D’entrée de jeu, les dénonciateurs citent les récents commentaires du Parliamentary Private Secretary (PPS) Dhiraj Khamajeet au sujet du hijacking politique des pouvoirs et prérogatives des institutions dont le mandat est de s’occuper du recrutement et de la promotion dans le secteur public en général. « We feel that we should bring to your urgent attention the recruitment procedure of general field workers at the University of Mauritius », écrivent-ils à l’ICAC.
Ils soutiennent que suite à un exercice d’entretien des aspirants candidats pour ces postes le lundi 26 septembre dernier, une shortlist de 35 a été dressée par le management de l’UoM pour le first call. À partir de là, la lettre de dénonciations dresse une liste de zones d’ombre à être éclaircies par une enquête approfondie de l’ICAC.
La première interrogation concerne les procédures adoptées pour l’appel de candidatures. « Were the above posts advertised internally or externally ? Has there been any request sent to the ministry of Employment to have a list of registered unemployed Mauritians with the pre-requisite qualifications for the posts ? » se demandent-ils.
Ils s’interrogent également sur les moyens financiers alloués par la Tertiary Education Commission (TEC) pour le recrutement de cette catégorie d’employés. Ils avancent que tout récemment, la TEC avait interdit à l’UoM de procéder à des recrutements compte tenu du déséquilibre dans le Academic vs Non-Academic Staff Ratio et du fait que cette proportion ne serait plus conforme aux normes adoptées par les institutions tertiaires à l’étranger.

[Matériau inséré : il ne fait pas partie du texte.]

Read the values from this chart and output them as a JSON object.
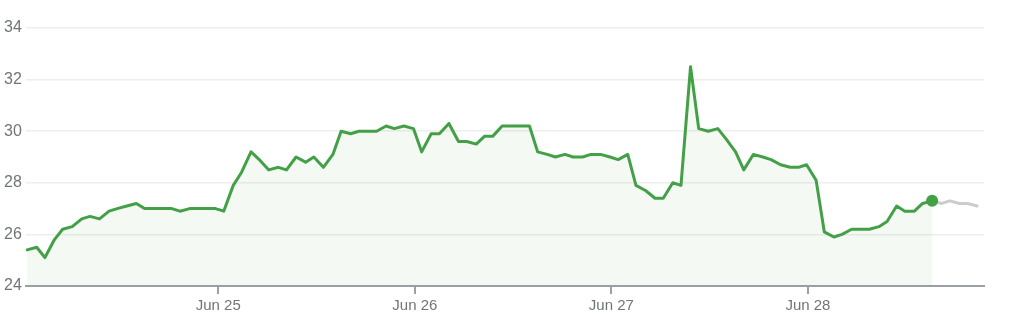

Le deuxième volet des dénonciations porte sur les procédures adoptées pour l’exercice de présélection des candidats. Ils veulent être assurés que les meilleurs candidats n’ont pas été écartés au détriment des enfants et proches des membres du personnel de l’UoM. À ce stade, les premiers noms sont jetés en pâture. Puis, mention est faite d’instructions venant du plus haut niveau du ministère de l’Éducation tertiaire à l’UoM en vue de favoriser des candidatures venant d’une circonscription de l’est de l’île. De graves allégations sont également formulées par rapport à des ingérences en vue de modifier la liste des premiers candidats présélectionnés pour inclure des « protégés politiques ». Les auteurs de la lettre vont jusqu’à soutenir que dans deux cas spécifiques une somme de Rs 15 000 et une bouteille de whisky Red Label ont changé de mains.
Tout en regrettant que des responsables sur le campus de Réduit refusent d’intervenir pour corriger le tir de peur de nuire à leurs relations au plus haut niveau, les auteurs de cette lettre de dénonciations post-Khamajeet écrivent au directeur général de l’ICAC que « we sincerely believe that such malpractice should be stopped. Every single post should be advertised and only the best qualified candidates be called for the interview. We will shortly forward to you documentary evidence of the malpractices ».
Une nouvelle affaire à rebonds politiques à suivre à l’ICAC donc, après la nomination d’un Liaison Officer, ancien édile à la municipalité de Curepipe et proche politiquement du ministre Sik Yuen à la Small and Medium Enterprises Development Authority (SMEDA), les terres de Rose-Belle S. E. pour le projet de Rose Garden Residences ou encore les déclarations du PPS Khamajeet.